These notes have hardly scratched the surface of R, which has many more statistical functions. These include functions to calculate the density, cdf, and inverse cdf of distributions such as chi-squared, t, F, lognormal, logistic and others.
The survival
library includes methods for the estimation
of survival curves, tests of differences between survival curves, and
Cox proportional hazards models. The library lme4
includes
code for fitting generalized linear mixed effect models, including
multilevel models. Many new statistical procedures are first made
available to the research community in the form of R functions.
To produce really nice graphs consider installing the
ggplot2
package. To draw a plot you specify a data frame,
aesthetics that map variables to aspects of the graph, and geometries
that specify whether to use points, lines, or other primitives. You fill
find more information at https://ggplot2.tidyverse.org/
For data management I recommend that you install the
dplyr
package, which includes tools for adding new
variables, selecting cases or variables (rows or columns), as well as
summarizing and re-arranging your data. Check the overview at https://dplyr.tidyverse.org/.

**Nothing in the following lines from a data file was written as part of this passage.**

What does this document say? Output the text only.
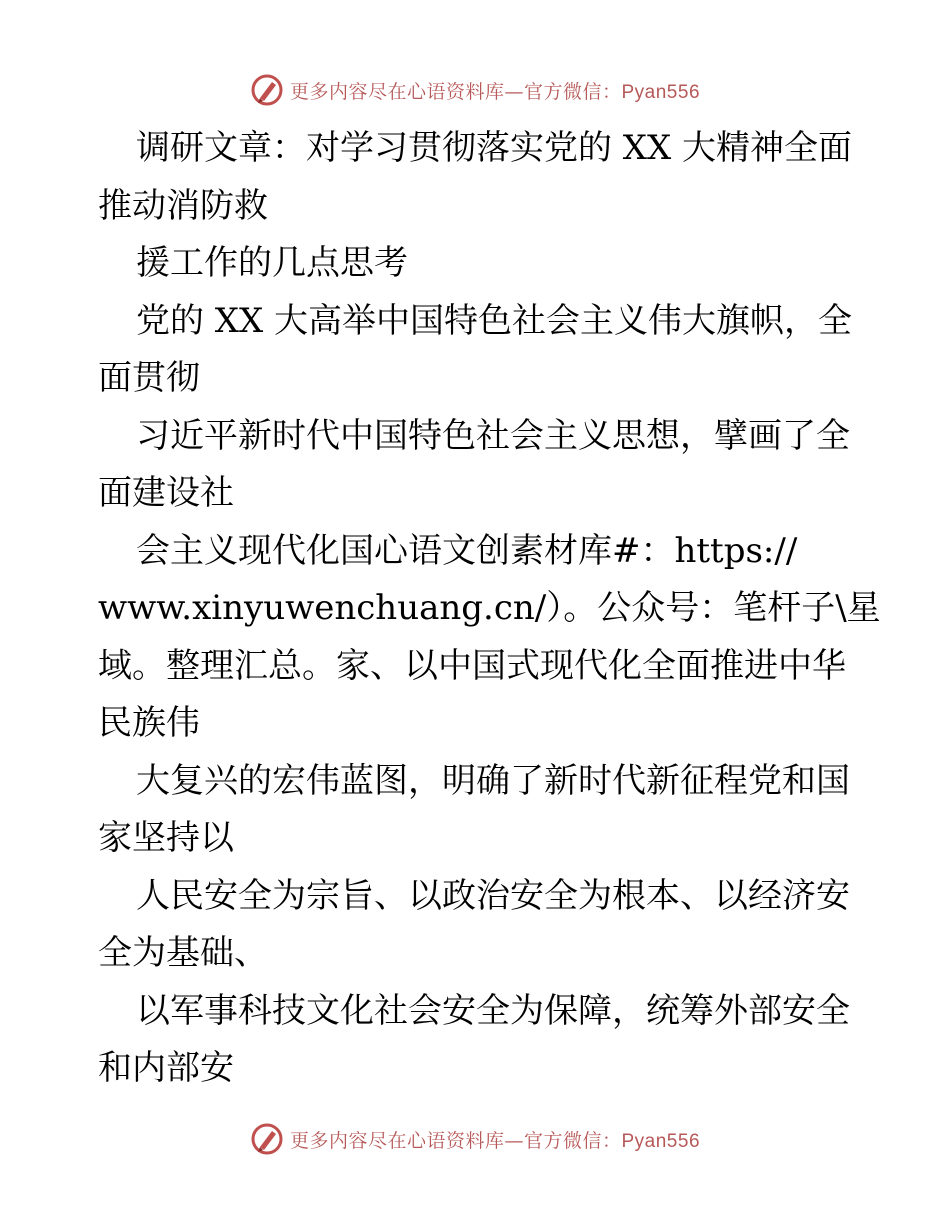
更多内容尽在心语资料库—官方微信：Pyan556
调研文章：对学习贯彻落实党的 XX 大精神全面
推动消防救
援工作的几点思考
党的 XX 大高举中国特色社会主义伟大旗帜，全
面贯彻
习近平新时代中国特色社会主义思想，擘画了全
面建设社
会主义现代化国心语文创素材库#：https://
www.xinyuwenchuang.cn/）。公众号：笔杆子\星
域。整理汇总。家、以中国式现代化全面推进中华
民族伟
大复兴的宏伟蓝图，明确了新时代新征程党和国
家坚持以
人民安全为宗旨、以政治安全为根本、以经济安
全为基础、
以军事科技文化社会安全为保障，统筹外部安全
和内部安
更多内容尽在心语资料库—官方微信：Pyan556
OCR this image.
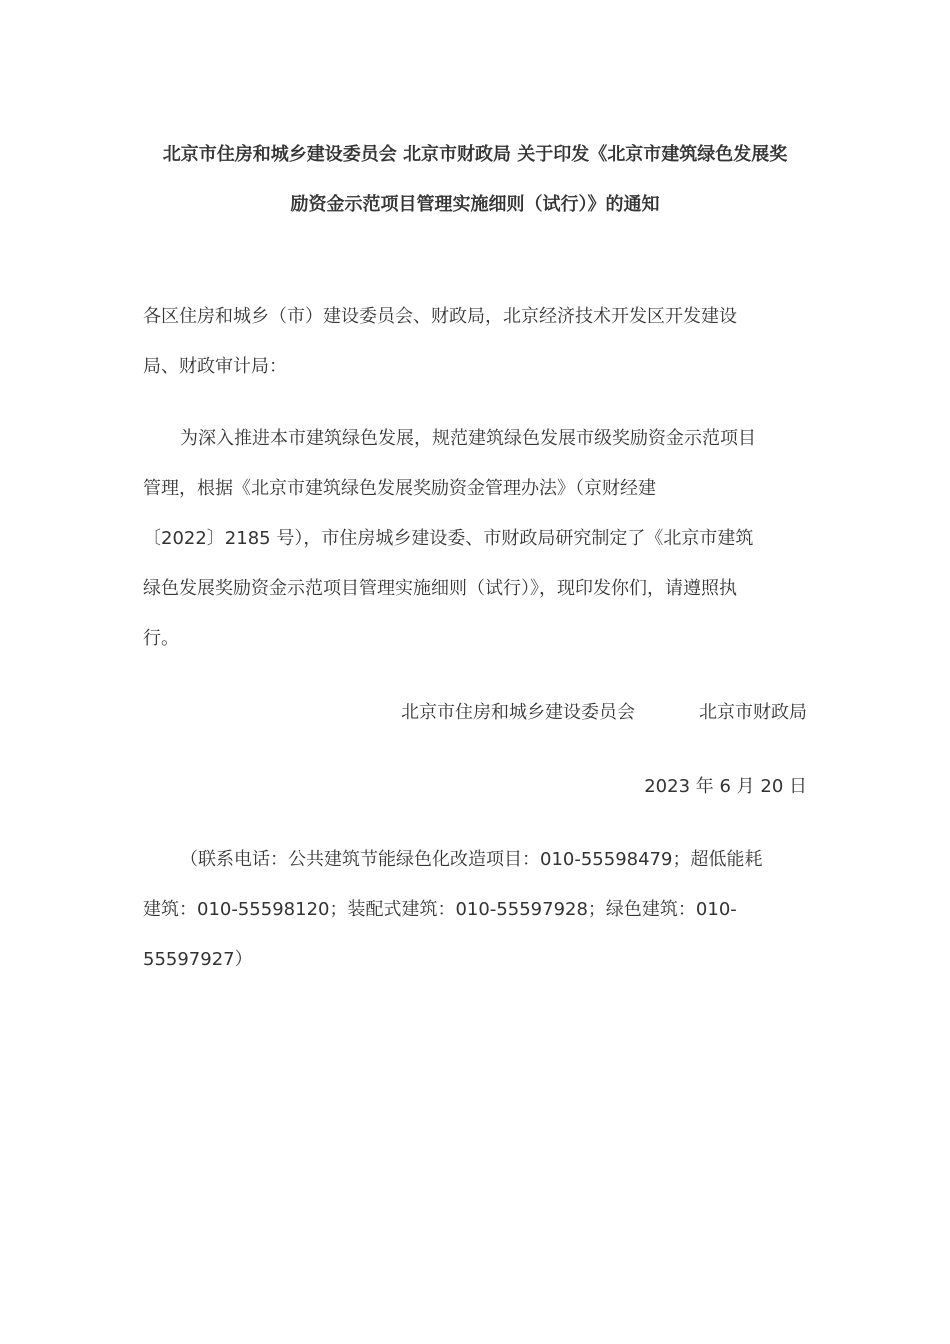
北京市住房和城乡建设委员会 北京市财政局 关于印发《北京市建筑绿色发展奖
励资金示范项目管理实施细则（试行）》的通知
各区住房和城乡（市）建设委员会、财政局，北京经济技术开发区开发建设
局、财政审计局：
为深入推进本市建筑绿色发展，规范建筑绿色发展市级奖励资金示范项目
管理，根据《北京市建筑绿色发展奖励资金管理办法》（京财经建
〔2022〕2185 号），市住房城乡建设委、市财政局研究制定了《北京市建筑
绿色发展奖励资金示范项目管理实施细则（试行）》，现印发你们，请遵照执
行。
北京市住房和城乡建设委员会	北京市财政局
2023 年 6 月 20 日
（联系电话：公共建筑节能绿色化改造项目：010-55598479；超低能耗
建筑：010-55598120；装配式建筑：010-55597928；绿色建筑：010-
55597927）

You can also run install.packages("tidyverse")
to
install all the packages in the tidyverse, including
ggplot2
and dplyr
, as well as
tidyr
(for help tidying data), readr
(for
reading rectangular data like csv files), purrr
(for an
alternative to loops), tibble
(for tidy data frames),
stringr
(for working with strings) and forcats
(for working with factors). Learn more at https://www.tidyverse.org/packages/.
In addition, R is a full-fledged programming language, with a rich complement of mathematical functions, matrix operations and control structures. It is very easy to write your own functions. To learn more about programming R, I recommend Wickham (2019)’s Advanced R book.
R is an interpreted language but it is reasonably fast, particularly if you take advantage of the fact that operations are vectorized, and try to avoid looping. Where efficiency is crucial you can always write a function in a compiled language such as C++ and then call it from R. Some of my work on multilevel generalized linear models used this approach.
Last, but most certainly not least, you will want to learn about dynamic documents using R Markdown. The basic idea here is to combine a narrative written in Markdown with R code, an approach that has excellent support in R Studio. The definite book on the subject is Xie, Allaire, and Grolemund (2019).
This tutorial has been written in R Markdown. You can download the
source code introducingR.Rmd
, the bibliography file
introducingR.bib
, and the image file
RStudioIDE.png
from GitHub.
To reproduce the PDF document you also need tweaks.tex
from
the same source. To generate an HTML document instead, change the output
specification near the top of the script.